Larry has a great post about the myth of zero defects. As a release manager (or rather, bean counter), the issues discussed there are part of my daily life.
One interesting aspect of bug management that may not be immediately obvious has to do with automation. Years ago, product teams at Microsoft didn't have much of it. Many of the tools were in their infancy and we still did a lot of manual testing. Since then, automation has become an increasingly important part of the testing diet, which is great for many reasons.
On paper, you'd think it to be reasonable that if you have more automation, you'll find bugs faster, be able to verify fixes faster and thus save testers the time they used to spend doing those things manually. So therefore you can get to that zero bug bounce faster and thus can do more writing of new code than you used to in the same time frame.
But there are many complexities - the two foremost on my mind are:
You have to schedule time to write the automation, of course, and that time replaces a chunk of the time testing used to spend manually testing. But you also have to account for time to fix the bugs in the automation just like you account for time to fix the bugs in the product code. This is something we didn't used to have to deal with years ago, and so we've been learning how to adjust our planning to handle this. This is the kind of thing I deal with all the time as a release manager.
The increase in automation is a fantastic thing for us - we don't just release a product, we release a test product. That test product is used to verify the product operates as expected as the environment changes (OS service packs, etc) and as the product changes with service packs. But overall it's been an eye-opening experience for me to see how the improvements in engineering excellence have impacted our scheduling (in both directions).
> 2. Automation is code.
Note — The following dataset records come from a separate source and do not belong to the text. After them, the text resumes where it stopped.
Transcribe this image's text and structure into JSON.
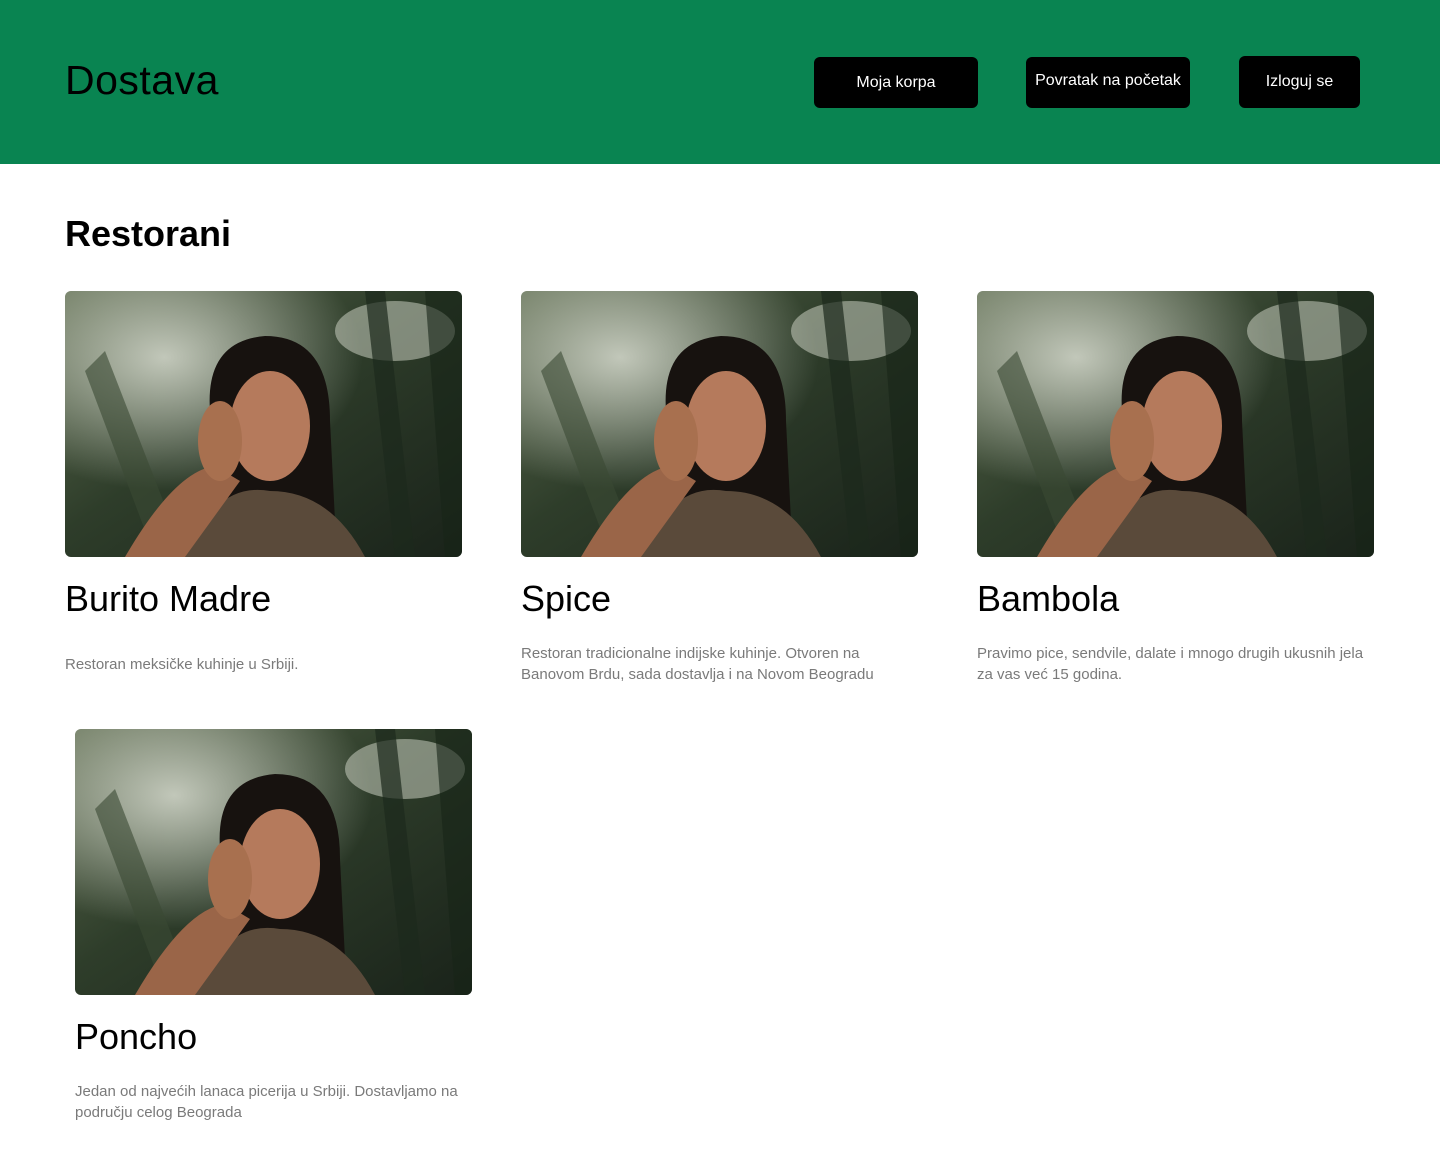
{
  "header": {
    "brand": "Dostava",
    "buttons": {
      "cart": "Moja korpa",
      "home": "Povratak na početak",
      "logout": "Izloguj se"
    }
  },
  "main": {
    "title": "Restorani",
    "restaurants": [
      {
        "name": "Burito Madre",
        "description": "Restoran meksičke kuhinje u Srbiji."
      },
      {
        "name": "Spice",
        "description": "Restoran tradicionalne indijske kuhinje. Otvoren na Banovom Brdu, sada dostavlja i na Novom Beogradu"
      },
      {
        "name": "Bambola",
        "description": "Pravimo pice, sendvile, dalate i mnogo drugih ukusnih jela za vas već 15 godina."
      },
      {
        "name": "Poncho",
        "description": "Jedan od najvećih lanaca picerija u Srbiji. Dostavljamo na području celog Beograda"
      }
    ]
  },
  "colors": {
    "header_bg": "#098451",
    "button_bg": "#000000",
    "description_text": "#7a7a7a"
  }
}
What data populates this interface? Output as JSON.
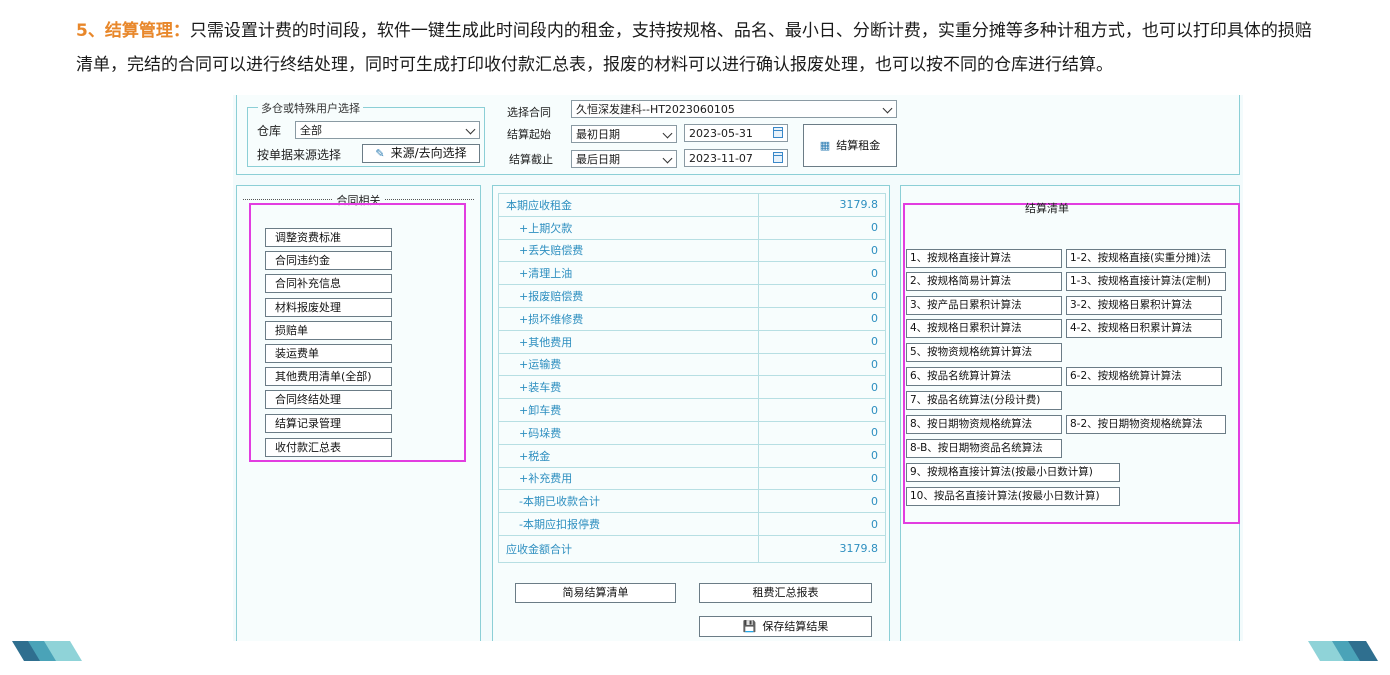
{
  "intro": {
    "highlight": "5、结算管理：",
    "text": "只需设置计费的时间段，软件一键生成此时间段内的租金，支持按规格、品名、最小日、分断计费，实重分摊等多种计租方式，也可以打印具体的损赔清单，完结的合同可以进行终结处理，同时可生成打印收付款汇总表，报废的材料可以进行确认报废处理，也可以按不同的仓库进行结算。"
  },
  "top": {
    "group_legend": "多仓或特殊用户选择",
    "warehouse_label": "仓库",
    "warehouse_value": "全部",
    "source_label": "按单据来源选择",
    "source_button": "来源/去向选择",
    "contract_label": "选择合同",
    "contract_value": "久恒深发建科--HT2023060105",
    "start_label": "结算起始",
    "start_mode": "最初日期",
    "start_date": "2023-05-31",
    "end_label": "结算截止",
    "end_mode": "最后日期",
    "end_date": "2023-11-07",
    "calc_button": "结算租金"
  },
  "left_panel": {
    "title": "合同相关",
    "buttons": [
      "调整资费标准",
      "合同违约金",
      "合同补充信息",
      "材料报废处理",
      "损赔单",
      "装运费单",
      "其他费用清单(全部)",
      "合同终结处理",
      "结算记录管理",
      "收付款汇总表"
    ]
  },
  "rent_table": {
    "header": {
      "name": "本期应收租金",
      "value": "3179.8"
    },
    "rows": [
      {
        "name": "+上期欠款",
        "value": "0"
      },
      {
        "name": "+丢失赔偿费",
        "value": "0"
      },
      {
        "name": "+清理上油",
        "value": "0"
      },
      {
        "name": "+报废赔偿费",
        "value": "0"
      },
      {
        "name": "+损坏维修费",
        "value": "0"
      },
      {
        "name": "+其他费用",
        "value": "0"
      },
      {
        "name": "+运输费",
        "value": "0"
      },
      {
        "name": "+装车费",
        "value": "0"
      },
      {
        "name": "+卸车费",
        "value": "0"
      },
      {
        "name": "+码垛费",
        "value": "0"
      },
      {
        "name": "+税金",
        "value": "0"
      },
      {
        "name": "+补充费用",
        "value": "0"
      },
      {
        "name": "-本期已收款合计",
        "value": "0"
      },
      {
        "name": "-本期应扣报停费",
        "value": "0"
      }
    ],
    "total": {
      "name": "应收金额合计",
      "value": "3179.8"
    }
  },
  "mid_buttons": {
    "simple": "简易结算清单",
    "summary": "租费汇总报表",
    "save": "保存结算结果"
  },
  "right_panel": {
    "title": "结算清单",
    "methods": [
      "1、按规格直接计算法",
      "1-2、按规格直接(实重分摊)法",
      "2、按规格简易计算法",
      "1-3、按规格直接计算法(定制)",
      "3、按产品日累积计算法",
      "3-2、按规格日累积计算法",
      "4、按规格日累积计算法",
      "4-2、按规格日积累计算法",
      "5、按物资规格统算计算法",
      "6、按品名统算计算法",
      "6-2、按规格统算计算法",
      "7、按品名统算法(分段计费)",
      "8、按日期物资规格统算法",
      "8-2、按日期物资规格统算法",
      "8-B、按日期物资品名统算法",
      "9、按规格直接计算法(按最小日数计算)",
      "10、按品名直接计算法(按最小日数计算)"
    ]
  },
  "colors": {
    "accent": "#e8872a",
    "panel_border": "#8ccfd6",
    "table_text": "#2e8fc0",
    "highlight_box": "#e23de0"
  }
}
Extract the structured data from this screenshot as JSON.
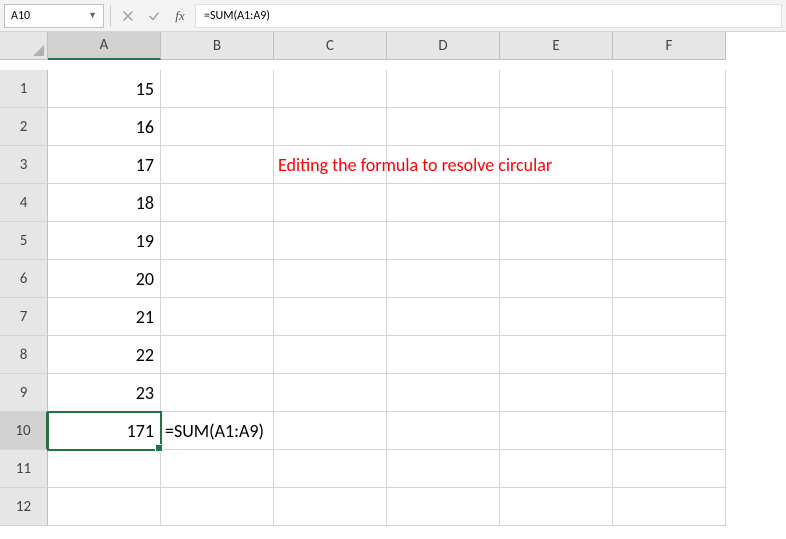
{
  "formulaBar": {
    "nameBox": "A10",
    "formula": "=SUM(A1:A9)"
  },
  "columns": [
    "A",
    "B",
    "C",
    "D",
    "E",
    "F"
  ],
  "rows": [
    "1",
    "2",
    "3",
    "4",
    "5",
    "6",
    "7",
    "8",
    "9",
    "10",
    "11",
    "12"
  ],
  "activeCell": "A10",
  "cells": {
    "A1": "15",
    "A2": "16",
    "A3": "17",
    "A4": "18",
    "A5": "19",
    "A6": "20",
    "A7": "21",
    "A8": "22",
    "A9": "23",
    "A10": "171",
    "B10": "=SUM(A1:A9)"
  },
  "annotation": "Editing the formula to resolve circular"
}
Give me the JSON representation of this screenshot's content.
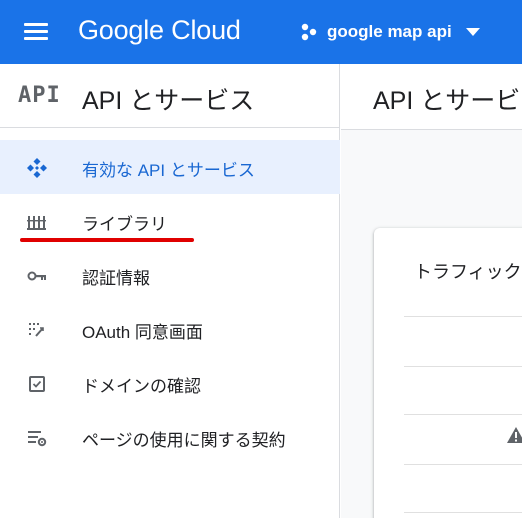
{
  "topbar": {
    "brand": "Google Cloud",
    "project_name": "google map api",
    "colors": {
      "background": "#1a73e8",
      "text": "#ffffff"
    }
  },
  "sidebar": {
    "badge": "API",
    "title": "API とサービス",
    "items": [
      {
        "label": "有効な API とサービス",
        "icon": "api-hub-icon",
        "active": true
      },
      {
        "label": "ライブラリ",
        "icon": "library-icon",
        "active": false
      },
      {
        "label": "認証情報",
        "icon": "key-icon",
        "active": false
      },
      {
        "label": "OAuth 同意画面",
        "icon": "oauth-consent-icon",
        "active": false
      },
      {
        "label": "ドメインの確認",
        "icon": "checkbox-icon",
        "active": false
      },
      {
        "label": "ページの使用に関する契約",
        "icon": "settings-list-icon",
        "active": false
      }
    ],
    "colors": {
      "active_bg": "#e8f0fe",
      "active_text": "#1967d2",
      "highlight": "#e00000"
    }
  },
  "main": {
    "title": "API とサービス",
    "card_title": "トラフィック",
    "warning_icon": "warning-icon"
  }
}
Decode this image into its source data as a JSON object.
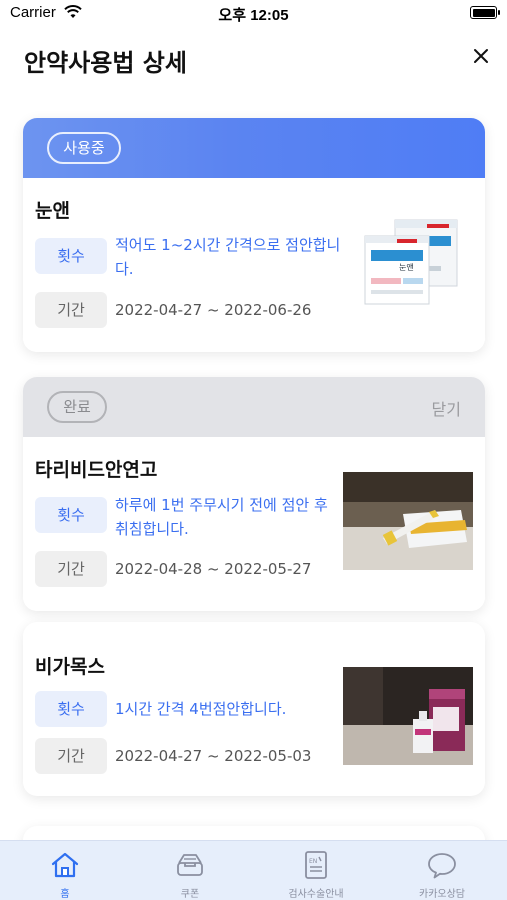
{
  "status_bar": {
    "carrier": "Carrier",
    "time": "오후 12:05"
  },
  "header": {
    "title": "안약사용법 상세"
  },
  "groups": [
    {
      "status": "사용중",
      "items": [
        {
          "name": "눈앤",
          "frequency_label": "횟수",
          "frequency_line1": "적어도 1~2시간 간격으로 점안합니",
          "frequency_line2": "다.",
          "period_label": "기간",
          "period": "2022-04-27 ~ 2022-06-26"
        }
      ]
    },
    {
      "status": "완료",
      "close_label": "닫기",
      "items": [
        {
          "name": "타리비드안연고",
          "frequency_label": "횟수",
          "frequency_line1": "하루에 1번 주무시기 전에 점안 후",
          "frequency_line2": "취침합니다.",
          "period_label": "기간",
          "period": "2022-04-28 ~ 2022-05-27"
        },
        {
          "name": "비가목스",
          "frequency_label": "횟수",
          "frequency_line1": "1시간 간격 4번점안합니다.",
          "period_label": "기간",
          "period": "2022-04-27 ~ 2022-05-03"
        }
      ]
    }
  ],
  "tabbar": {
    "tabs": [
      {
        "label": "홈",
        "icon": "home-icon",
        "active": true
      },
      {
        "label": "쿠폰",
        "icon": "coupon-tray-icon",
        "active": false
      },
      {
        "label": "검사수술안내",
        "icon": "guide-document-icon",
        "active": false
      },
      {
        "label": "카카오상담",
        "icon": "chat-bubble-icon",
        "active": false
      }
    ]
  },
  "colors": {
    "accent": "#3b6ff0",
    "active_header": "#5b84f1",
    "done_header": "#e2e3e7",
    "tabbar_bg": "#e6eefb"
  }
}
Code has bugs.
And for some reason engineers who produce clear, well-structured shipping code let all that go when creating automated tests and write the most horrible unintelligible spagetti code imaginable. And then they are surprised when defects are traced to their test code. I've never understood why test code is not treated the same as shipping code. I love reading The Braidy Tester's blog http://blogs.msdn.com/micahel/ for his rants against bad test code
The other big issue with automated tests, in my mind at least, is that they test the exact same thing every time. Clearly automation is a huge productivity benefit but manual testing will always find additional defects that automation will not. Ideally you'd combat this by constantly writing new tests even for old functionality, however there never seems to time for that :-(
The technique the OpenBSD team uses is that when they find a bug (especially one with security concerns) it's usually tracable to a library call that's easy to use incorrectly, so they scan the entire source tree for uses of that call and either replace it with something harder to misuse or check for common errors. They've even switched all uses of select(2) to poll(2) because select(2) FD_SETs are theoretically overflowable.
This is precisely why I only write 100% bug free code.